Drei Kammern sollst du haben ...
    … wenn du ein Schlauchboot bist. Und wenn du ein gutes Schlauchboot bist, dann möge jede einzelne dieser Kammern zur Not in der Lage sein, dich zurück in den sicheren Hafen zu tragen. Oder an den halbwegs sicheren Strand. Oder die scheißgefährliche Felsenküste, egal, alles ist besser als irgendwo da draußen auf dem Meer zu treiben. Aber ich greife vor.
    Nach einer ersten von vielen folgenden äußerst unbequemen und mückengeplagten Nächten strotzte mein Vater immer schon in der Früh vor Tatendrang. Eines Tages richtete er seinen morgendlichen Urlaubsaktionismus in Richtung unseres Schlauchbootes …
    Nur kurze Zeit später war unser stolzer Schwan auch schon ausgepackt, ausgerollt und aufgepumpt und wurde in sinnloser Hektik mit Dingen beladen, die man wiederum in drei Kategorien einteilen kann:

    1. Dinge, die man dringend braucht.
    2. Dinge, die man brauchen könnte.
    3. Dinge, die man ganz sicher nicht braucht.

    In Kategorie 1 fallen solch essenzielle Objekte wie Ruder, Sonnenschirm und Trinkwasser. Kategorie 2 wäre zum Beispiel eine Schaufel. Irgendwie gut, wenn man eine dabeihat, vermittelt sie doch das Gefühl, für irgendwas gerüstet zu sein, ohne dass man jetzt genau wüsste, wofür; sicher ist nur: Man braucht sie nie. Kategorie 3 allerdings kann ich nicht beschreiben, denn ich weiß bis heute nicht, was in diesen Beuteln und Taschen eigentlich drin war. Ausgepackt habe ich sie nie gesehen, denn wir brauchten sie kein einziges Mal. Trotzdem wurden all diese Behältnisse zum Boot getragen, im Boot verstaut und nach dem Ausflug wieder aus dem Boot geholt und in einer Ecke des Vorzelts deponiert.
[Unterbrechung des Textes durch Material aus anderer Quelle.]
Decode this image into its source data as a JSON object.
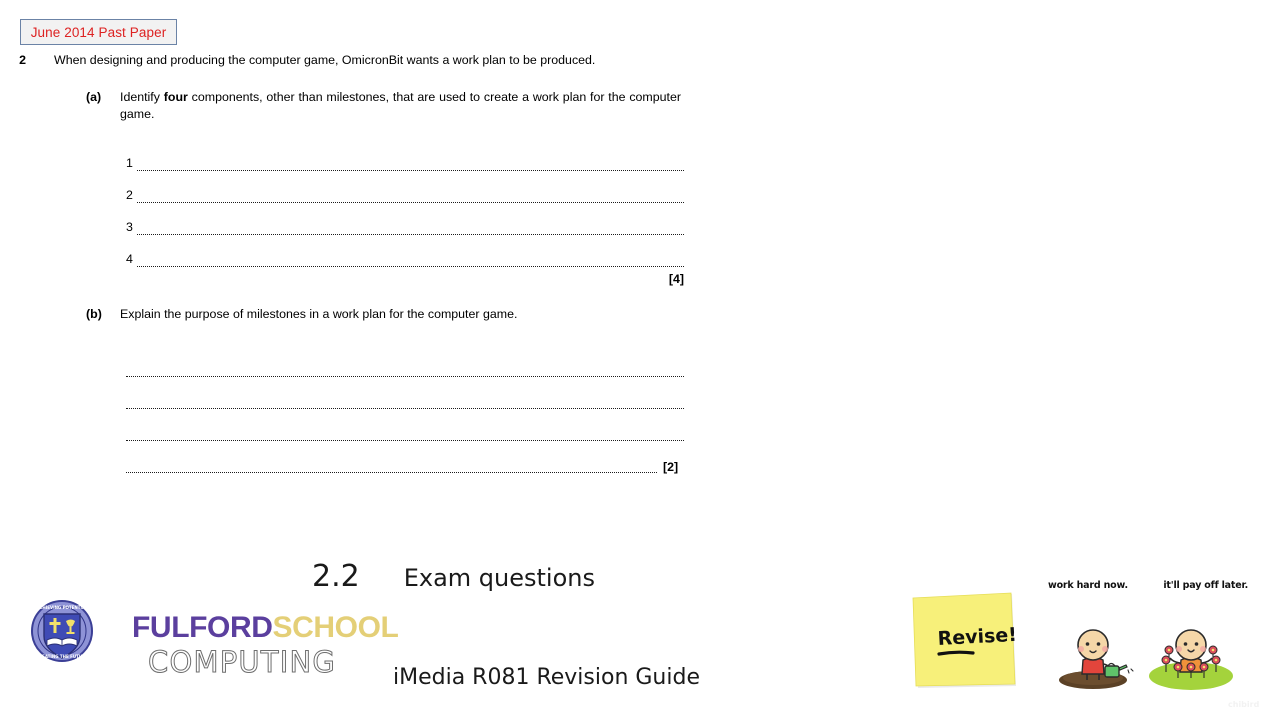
{
  "badge": {
    "label": "June 2014  Past Paper"
  },
  "question": {
    "number": "2",
    "stem": "When designing and producing the computer game, OmicronBit wants a work plan to be produced.",
    "parts": [
      {
        "label": "(a)",
        "text_before": "Identify ",
        "emphasis": "four",
        "text_after": " components, other than milestones, that are used to create a work plan for the computer game.",
        "answer_numbers": [
          "1",
          "2",
          "3",
          "4"
        ],
        "marks": "[4]"
      },
      {
        "label": "(b)",
        "text": "Explain the purpose of milestones in a work plan for the computer game.",
        "line_count": 4,
        "marks": "[2]"
      }
    ]
  },
  "footer": {
    "section_number": "2.2",
    "section_title": "Exam questions",
    "guide_title": "iMedia R081 Revision Guide"
  },
  "logo": {
    "word_primary": "FULFORD",
    "word_secondary": "SCHOOL",
    "word_outline": "COMPUTING",
    "colors": {
      "primary": "#5b3f9e",
      "secondary": "#e4cf77",
      "outline": "#6e6e6e",
      "crest_ring": "#4a4fa8",
      "crest_shield": "#3f4bb5"
    }
  },
  "sticky_note": {
    "text": "Revise!",
    "color": "#f7f07a"
  },
  "motivation": {
    "caption_left": "work hard now.",
    "caption_right": "it'll pay off later.",
    "watermark": "chibird",
    "colors": {
      "skin": "#f5d7a8",
      "soil": "#5b4126",
      "grass": "#a4d33c",
      "shirt_left": "#e2453c",
      "shirt_right": "#f0923a",
      "watering_can": "#5fc36a"
    }
  },
  "theme": {
    "badge_border": "#6b83a6",
    "badge_background": "#f2f2f2",
    "badge_text": "#dd2222",
    "page_background": "#ffffff",
    "text": "#000000"
  }
}
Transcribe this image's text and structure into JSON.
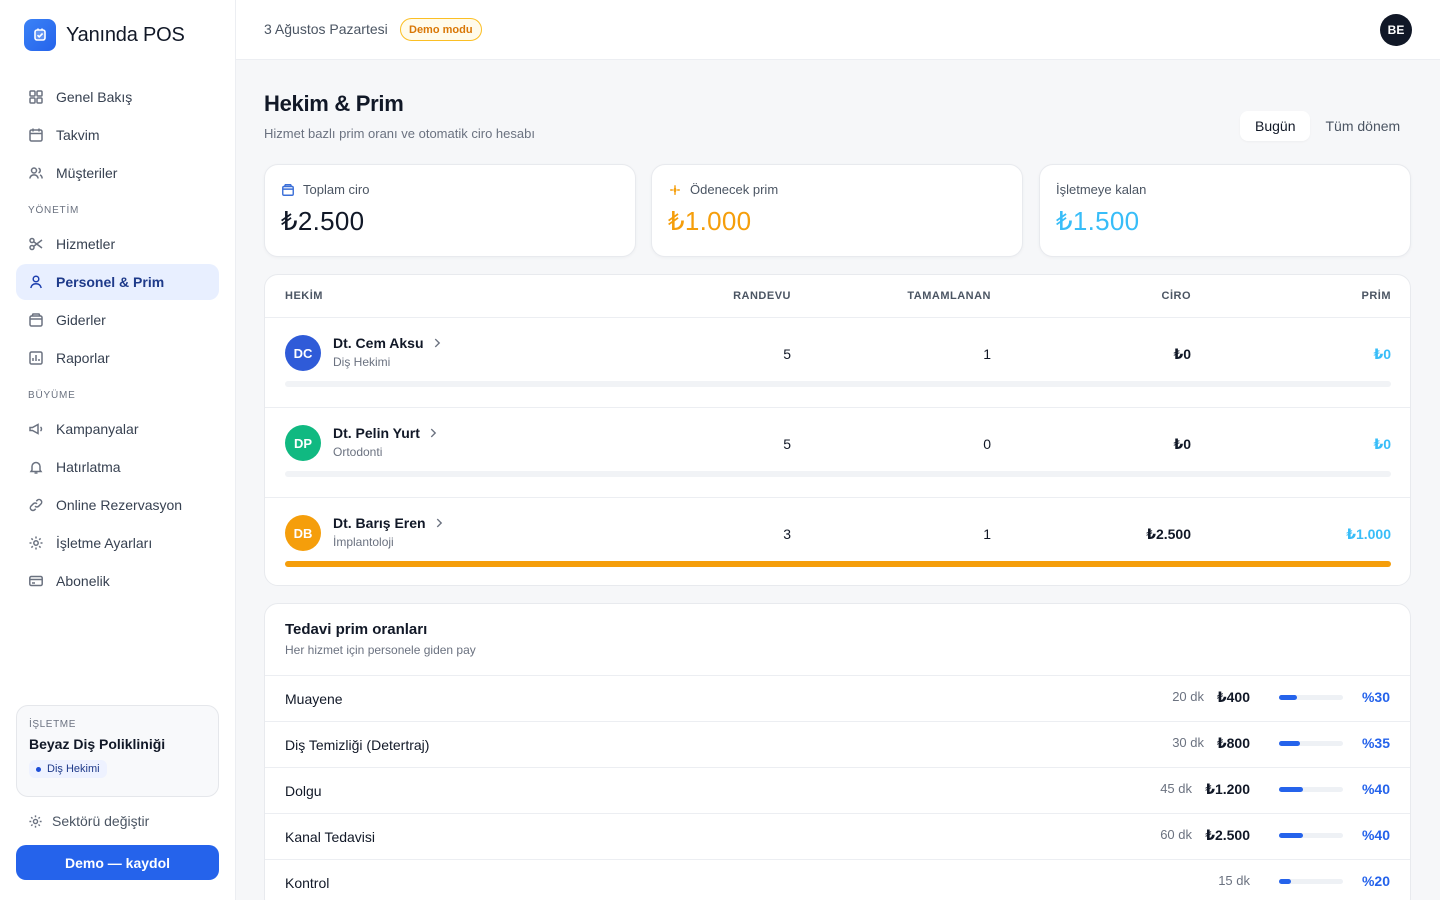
{
  "brand": {
    "name": "Yanında POS"
  },
  "nav": {
    "main": [
      {
        "label": "Genel Bakış",
        "icon": "grid-icon"
      },
      {
        "label": "Takvim",
        "icon": "calendar-icon"
      },
      {
        "label": "Müşteriler",
        "icon": "users-icon"
      }
    ],
    "section_management": "YÖNETİM",
    "management": [
      {
        "label": "Hizmetler",
        "icon": "scissors-icon"
      },
      {
        "label": "Personel & Prim",
        "icon": "user-icon",
        "active": true
      },
      {
        "label": "Giderler",
        "icon": "wallet-icon"
      },
      {
        "label": "Raporlar",
        "icon": "chart-icon"
      }
    ],
    "section_growth": "BÜYÜME",
    "growth": [
      {
        "label": "Kampanyalar",
        "icon": "megaphone-icon"
      },
      {
        "label": "Hatırlatma",
        "icon": "bell-icon"
      },
      {
        "label": "Online Rezervasyon",
        "icon": "link-icon"
      },
      {
        "label": "İşletme Ayarları",
        "icon": "gear-icon"
      },
      {
        "label": "Abonelik",
        "icon": "credit-card-icon"
      }
    ]
  },
  "business": {
    "label": "İŞLETME",
    "name": "Beyaz Diş Polikliniği",
    "sector": "Diş Hekimi",
    "change_sector": "Sektörü değiştir",
    "demo_button": "Demo — kaydol"
  },
  "topbar": {
    "date": "3 Ağustos Pazartesi",
    "demo_badge": "Demo modu",
    "avatar": "BE"
  },
  "page": {
    "title": "Hekim & Prim",
    "subtitle": "Hizmet bazlı prim oranı ve otomatik ciro hesabı",
    "period_today": "Bugün",
    "period_all": "Tüm dönem"
  },
  "stats": {
    "total_revenue_label": "Toplam ciro",
    "total_revenue": "₺2.500",
    "payable_bonus_label": "Ödenecek prim",
    "payable_bonus": "₺1.000",
    "business_remaining_label": "İşletmeye kalan",
    "business_remaining": "₺1.500"
  },
  "colors": {
    "accent": "#2563eb",
    "bonus_orange": "#f59e0b",
    "remaining_blue": "#38bdf8"
  },
  "doctors": {
    "headers": {
      "doctor": "HEKİM",
      "appointments": "RANDEVU",
      "completed": "TAMAMLANAN",
      "revenue": "CİRO",
      "bonus": "PRİM"
    },
    "rows": [
      {
        "initials": "DC",
        "color": "#2f5bd8",
        "name": "Dt. Cem Aksu",
        "specialty": "Diş Hekimi",
        "appointments": "5",
        "completed": "1",
        "revenue": "₺0",
        "bonus": "₺0",
        "share": 0
      },
      {
        "initials": "DP",
        "color": "#10b981",
        "name": "Dt. Pelin Yurt",
        "specialty": "Ortodonti",
        "appointments": "5",
        "completed": "0",
        "revenue": "₺0",
        "bonus": "₺0",
        "share": 0
      },
      {
        "initials": "DB",
        "color": "#f59e0b",
        "name": "Dt. Barış Eren",
        "specialty": "İmplantoloji",
        "appointments": "3",
        "completed": "1",
        "revenue": "₺2.500",
        "bonus": "₺1.000",
        "share": 100
      }
    ]
  },
  "rates": {
    "title": "Tedavi prim oranları",
    "subtitle": "Her hizmet için personele giden pay",
    "rows": [
      {
        "name": "Muayene",
        "duration": "20 dk",
        "price": "₺400",
        "percent": "%30",
        "rate": 30
      },
      {
        "name": "Diş Temizliği (Detertraj)",
        "duration": "30 dk",
        "price": "₺800",
        "percent": "%35",
        "rate": 35
      },
      {
        "name": "Dolgu",
        "duration": "45 dk",
        "price": "₺1.200",
        "percent": "%40",
        "rate": 40
      },
      {
        "name": "Kanal Tedavisi",
        "duration": "60 dk",
        "price": "₺2.500",
        "percent": "%40",
        "rate": 40
      },
      {
        "name": "Kontrol",
        "duration": "15 dk",
        "price": "",
        "percent": "%20",
        "rate": 20
      }
    ]
  }
}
Ich muss bei Gelegenheit mal nachfragen, was da eigentlich drin war. Schaumstoffchips vielleicht.
    Papis ganzer Stolz war aber nicht nur das dank drei Kammern völlig unsinkbare Schlauchboot der Firma Metzeler, oh nein: Papis ganzer Stolz war der ( Tusch ) Außenbordmotor!
    Dieses Präzisions-Kraftpaket der Firma Mac – die sonst Rasenmäher herstellte – hatte ein jämmerliches PS und trieb aus einem unerfindlichen Grund eine Schraube an, die nur zwei Flügel hatte. Dazu gleich noch mehr beziehungsweise noch weniger.
    Erst einmal muslöffelten wir uns über den milden Wellengang hinüber zu einer kleinen Insel, die meinen Vater schon seit Tagen keck fordernd angelächelt hatte. Nach nur zwanzig Minuten waren wir tatsächlich auch schon angelandet und verbrachten einen erschreckend harmonischen Tag auf diesem Eiland. Ich weiß nicht mehr, was wir dort gemacht haben, vermutlich gar nichts, und somit war ich sogar einigermaßen entspannt, als es gegen Nachmittag Zeit wurde für die Rückfahrt.
    Da entstieg auch mein Vater in Schnorchelausrüstung breit grinsend dem Meer und wollte gerade die üblichen Schauermärchen von Muränen, Feuerfischen und anderem Getier einleiten, als er von einer wirklich ziemlich hohen Welle unterbrochen wurde, die sich scheinbar komplett in seinen Schnorchel ergoss und ihm erst mal einen Hustenanfall bescherte. Während Papi tauchen gewesen war, hatte sich nämlich der Wellengang verachtfacht – sowohl von der Heftigkeit als auch von der Höhe. Zum ersten Mal nahmen auch Mami und ihr kleiner Sohn wahr, dass die Wellen deutlich höher waren als Papi und sich somit die Frage stellte, wie wir eigentlich das Schlauchboot wassern wollten.
    Eine Mischung von Abfälligkeit und Amüsement in unsere Richtung hohnlachend, patschte mein Vater in seinen Flossen über den Strand und schnurstracks auf das Schlauchboot zu, welches gemütlich in der Sonne vor sich hin trocknete. Mami und mir war klar, dass er uns jetzt vorzuführen gedachte, wie problemlos dies alles vonstattengehen könne, wenn man sich nicht so hasenfüßig aufführte. Also rafften wir all unseren Kram aus Kategorie 1, 2 und 3 zusammen und machten, dass wir in das Boot kamen.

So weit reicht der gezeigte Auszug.